STIR READERS MIGHT have a sense that taking in arts and culture is good for them. Now, it’s official, with new research out of the U.K. finding that consuming arts and culture benefits people’s health and well-being. It also generates about $144 billion a year worth of improvements in people’s quality of life and higher productivity.
“Culture and Heritage Capital: Monetising the Impact of Culture and Heritage on Health and Wellbeing” is the name of the 2024 report prepared for the British government’s department for culture, media, and sport by Frontier Economics.
The study found that going to an arts event or taking part in a cultural activity, even only occasionally such as every few months, confers an array of “significant” benefits that can include alleviating pain, frailty, depression, and dependence on medication. The findings echo those from a 2019 World Health Organization report, which found that the arts can help people experiencing mental illness; support care for people with acute conditions; help to support people with neurodevelopmental and neurological disorders; assist with the management of noncommunicable diseases; and support end-of-life care.
“It is good to see this kind of research coming out and continues to substantiate what those of us who are artists, performers, musicians, dancers, poets, creatives, and arts-based researchers have been saying all along, that the arts are a place of deep transformation and access our entire beings—mind, body, soul, spirit, so there is a space to foster the visceral imagination,” says Celeste Nazeli Snowber, a dancer, poet, writer, and professor in the faculty of education at Simon Fraser University. “The arts have long been a place of ceremony, ritual, and ultimately a place to bring wellness.

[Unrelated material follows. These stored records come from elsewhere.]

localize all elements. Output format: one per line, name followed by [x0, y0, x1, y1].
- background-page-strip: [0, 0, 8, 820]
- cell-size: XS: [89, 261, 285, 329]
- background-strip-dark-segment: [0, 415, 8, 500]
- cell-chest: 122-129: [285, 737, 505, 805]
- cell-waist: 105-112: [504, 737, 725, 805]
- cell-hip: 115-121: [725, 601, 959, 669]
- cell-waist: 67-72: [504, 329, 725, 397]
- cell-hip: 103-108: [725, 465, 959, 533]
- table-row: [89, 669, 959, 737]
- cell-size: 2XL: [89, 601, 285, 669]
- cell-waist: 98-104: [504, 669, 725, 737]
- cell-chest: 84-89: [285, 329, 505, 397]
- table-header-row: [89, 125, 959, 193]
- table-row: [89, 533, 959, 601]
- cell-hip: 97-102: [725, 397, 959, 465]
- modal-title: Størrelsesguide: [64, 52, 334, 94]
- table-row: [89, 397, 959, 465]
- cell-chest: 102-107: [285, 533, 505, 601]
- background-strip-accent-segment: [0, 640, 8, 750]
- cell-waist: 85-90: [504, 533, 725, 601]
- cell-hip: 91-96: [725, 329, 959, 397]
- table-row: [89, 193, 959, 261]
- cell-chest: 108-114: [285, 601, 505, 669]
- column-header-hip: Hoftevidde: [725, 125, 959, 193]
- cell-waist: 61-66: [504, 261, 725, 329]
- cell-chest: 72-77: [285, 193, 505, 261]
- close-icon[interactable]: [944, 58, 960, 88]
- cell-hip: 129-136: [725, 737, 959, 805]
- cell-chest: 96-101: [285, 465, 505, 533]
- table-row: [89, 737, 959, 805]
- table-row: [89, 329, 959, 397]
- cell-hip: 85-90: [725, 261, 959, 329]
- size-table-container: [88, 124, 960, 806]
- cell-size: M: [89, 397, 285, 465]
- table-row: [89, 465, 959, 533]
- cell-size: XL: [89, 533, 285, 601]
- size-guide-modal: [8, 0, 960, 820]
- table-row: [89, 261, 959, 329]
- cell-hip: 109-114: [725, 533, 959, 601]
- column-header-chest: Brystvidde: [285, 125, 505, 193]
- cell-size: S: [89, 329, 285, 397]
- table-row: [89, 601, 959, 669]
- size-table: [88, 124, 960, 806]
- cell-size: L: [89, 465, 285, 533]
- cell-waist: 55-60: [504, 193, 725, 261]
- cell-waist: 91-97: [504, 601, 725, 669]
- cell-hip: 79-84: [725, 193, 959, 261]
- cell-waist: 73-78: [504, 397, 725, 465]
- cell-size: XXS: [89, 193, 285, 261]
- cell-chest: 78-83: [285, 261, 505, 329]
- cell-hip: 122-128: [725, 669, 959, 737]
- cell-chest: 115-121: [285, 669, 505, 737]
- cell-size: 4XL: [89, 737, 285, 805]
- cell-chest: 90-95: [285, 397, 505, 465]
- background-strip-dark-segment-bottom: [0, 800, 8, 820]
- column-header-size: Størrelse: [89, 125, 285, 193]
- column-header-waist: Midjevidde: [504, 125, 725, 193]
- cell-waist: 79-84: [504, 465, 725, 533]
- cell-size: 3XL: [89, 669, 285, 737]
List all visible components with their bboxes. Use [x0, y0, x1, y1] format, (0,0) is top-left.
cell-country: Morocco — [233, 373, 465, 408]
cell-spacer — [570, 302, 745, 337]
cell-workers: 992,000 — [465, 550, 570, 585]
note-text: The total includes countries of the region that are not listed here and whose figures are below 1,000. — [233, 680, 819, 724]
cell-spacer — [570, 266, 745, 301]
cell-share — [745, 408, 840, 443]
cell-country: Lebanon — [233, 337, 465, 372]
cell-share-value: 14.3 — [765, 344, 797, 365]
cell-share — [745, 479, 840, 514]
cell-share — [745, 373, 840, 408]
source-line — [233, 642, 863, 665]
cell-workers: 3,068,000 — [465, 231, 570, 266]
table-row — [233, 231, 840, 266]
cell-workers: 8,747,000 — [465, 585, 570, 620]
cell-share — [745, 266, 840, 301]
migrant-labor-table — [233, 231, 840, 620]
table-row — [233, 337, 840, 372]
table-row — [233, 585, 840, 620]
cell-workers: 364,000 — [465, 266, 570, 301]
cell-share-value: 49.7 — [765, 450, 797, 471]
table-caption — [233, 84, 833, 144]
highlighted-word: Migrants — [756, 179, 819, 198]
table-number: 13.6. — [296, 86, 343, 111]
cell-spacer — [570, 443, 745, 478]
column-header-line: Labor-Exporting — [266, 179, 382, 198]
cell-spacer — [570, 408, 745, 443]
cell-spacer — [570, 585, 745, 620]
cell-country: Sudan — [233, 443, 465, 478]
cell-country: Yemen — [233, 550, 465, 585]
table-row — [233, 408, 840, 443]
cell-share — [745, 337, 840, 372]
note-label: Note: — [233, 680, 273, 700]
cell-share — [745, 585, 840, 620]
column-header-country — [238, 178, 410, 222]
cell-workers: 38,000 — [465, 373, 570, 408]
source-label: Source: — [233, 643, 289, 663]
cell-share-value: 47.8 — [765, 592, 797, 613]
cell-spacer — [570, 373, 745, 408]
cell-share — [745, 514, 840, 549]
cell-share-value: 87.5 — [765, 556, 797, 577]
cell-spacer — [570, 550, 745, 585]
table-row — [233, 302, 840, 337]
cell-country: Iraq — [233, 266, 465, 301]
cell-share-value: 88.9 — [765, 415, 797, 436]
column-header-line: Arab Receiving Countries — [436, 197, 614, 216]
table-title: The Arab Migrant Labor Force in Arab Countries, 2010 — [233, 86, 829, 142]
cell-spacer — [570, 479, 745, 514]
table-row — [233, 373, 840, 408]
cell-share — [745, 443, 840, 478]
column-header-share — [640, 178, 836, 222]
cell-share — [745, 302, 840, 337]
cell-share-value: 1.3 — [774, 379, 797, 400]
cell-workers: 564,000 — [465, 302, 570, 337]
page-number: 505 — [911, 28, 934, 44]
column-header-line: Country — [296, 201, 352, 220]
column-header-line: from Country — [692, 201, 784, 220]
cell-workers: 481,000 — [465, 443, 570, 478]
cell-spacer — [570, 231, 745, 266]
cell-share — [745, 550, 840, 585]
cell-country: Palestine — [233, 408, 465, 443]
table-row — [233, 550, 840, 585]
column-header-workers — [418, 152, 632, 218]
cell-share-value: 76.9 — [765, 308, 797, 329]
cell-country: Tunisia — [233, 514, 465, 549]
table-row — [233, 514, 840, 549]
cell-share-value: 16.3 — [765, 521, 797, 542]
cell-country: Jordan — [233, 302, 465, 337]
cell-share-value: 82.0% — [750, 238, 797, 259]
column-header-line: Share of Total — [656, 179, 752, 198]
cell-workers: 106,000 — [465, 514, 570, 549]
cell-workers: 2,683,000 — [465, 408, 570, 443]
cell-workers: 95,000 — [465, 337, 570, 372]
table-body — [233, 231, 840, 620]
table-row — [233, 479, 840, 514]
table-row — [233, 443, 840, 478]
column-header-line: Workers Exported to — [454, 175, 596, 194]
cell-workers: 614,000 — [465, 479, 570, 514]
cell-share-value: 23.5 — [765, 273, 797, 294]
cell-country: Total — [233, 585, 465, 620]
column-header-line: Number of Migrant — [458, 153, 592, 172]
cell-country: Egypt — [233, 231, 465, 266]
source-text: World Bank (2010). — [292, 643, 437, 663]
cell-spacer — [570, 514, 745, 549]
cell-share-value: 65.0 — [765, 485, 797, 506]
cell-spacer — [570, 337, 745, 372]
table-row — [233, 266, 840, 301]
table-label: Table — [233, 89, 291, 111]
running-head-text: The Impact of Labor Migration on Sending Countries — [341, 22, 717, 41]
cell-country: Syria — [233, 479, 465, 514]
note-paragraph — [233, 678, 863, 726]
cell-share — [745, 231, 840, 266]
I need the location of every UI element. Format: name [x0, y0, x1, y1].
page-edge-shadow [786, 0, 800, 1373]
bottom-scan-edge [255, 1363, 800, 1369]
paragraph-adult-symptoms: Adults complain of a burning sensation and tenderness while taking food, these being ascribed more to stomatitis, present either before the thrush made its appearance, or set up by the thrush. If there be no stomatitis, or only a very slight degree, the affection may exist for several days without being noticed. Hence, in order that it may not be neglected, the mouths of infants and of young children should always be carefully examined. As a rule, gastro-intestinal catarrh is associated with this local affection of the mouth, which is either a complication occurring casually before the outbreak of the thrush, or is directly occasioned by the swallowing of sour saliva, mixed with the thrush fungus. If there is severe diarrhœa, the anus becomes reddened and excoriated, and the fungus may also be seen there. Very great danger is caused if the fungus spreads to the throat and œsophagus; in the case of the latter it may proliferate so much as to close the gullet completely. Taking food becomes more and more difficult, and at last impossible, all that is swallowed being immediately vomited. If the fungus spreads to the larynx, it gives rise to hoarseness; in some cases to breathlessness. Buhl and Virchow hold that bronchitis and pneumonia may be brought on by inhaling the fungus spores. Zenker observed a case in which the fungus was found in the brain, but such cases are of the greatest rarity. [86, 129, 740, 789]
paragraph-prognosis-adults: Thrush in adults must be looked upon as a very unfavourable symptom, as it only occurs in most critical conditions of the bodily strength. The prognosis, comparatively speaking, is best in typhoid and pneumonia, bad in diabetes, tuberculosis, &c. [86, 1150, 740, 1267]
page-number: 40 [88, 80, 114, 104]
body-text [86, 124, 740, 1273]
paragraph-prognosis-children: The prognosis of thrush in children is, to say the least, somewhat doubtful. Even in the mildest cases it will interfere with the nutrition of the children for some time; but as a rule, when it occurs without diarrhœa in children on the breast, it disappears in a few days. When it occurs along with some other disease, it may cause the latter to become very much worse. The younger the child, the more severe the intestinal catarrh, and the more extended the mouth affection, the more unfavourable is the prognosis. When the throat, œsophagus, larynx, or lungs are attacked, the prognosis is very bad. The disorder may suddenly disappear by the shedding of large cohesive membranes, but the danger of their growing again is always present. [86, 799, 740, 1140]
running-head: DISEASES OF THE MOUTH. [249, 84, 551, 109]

This research along with so much more brings it to the public eye and it is great to see going out to wider communities. Particularly, it is great that it is in the U.K., when so many programs connected to the arts have been cut.”
The British research found that engaging in the arts has diverse and tangible effects on health, including supporting cognitive development and protecting against cognitive decline; reducing symptoms of mental illness; lowering pain and stress via the same neurological and physiological pathways activated by medication; diminishing loneliness; and maintaining physical functioning, thereby reducing frailty and age-related physical decline.
“From visiting museums and galleries to participating in choirs and watching theatre performances, these activities enrich our lives in countless ways,” writes Gus O’Donnell in the study’s foreword. “The study highlights how cultural engagement can benefit adults’ general health, how arts activities can improve children’s selfesteem [sic], and how singing in choirs can improve the health of older adults.”
The research consisted of an in-depth literature review encompassing approximately 3,500 abstracts and 160 full papers, focusing on studies that used high-quality, quantitative research methods to investigate causal relationships.
In terms of monetary value, the study found that participating in the arts led to a savings of $1,263 to $2,342 per person per year in terms of visiting their doctor less often and feeling better about their lives, while the benefit to wider society, through health-care costs averted and productivity impact, led to savings of $360 million to $144 billion per year.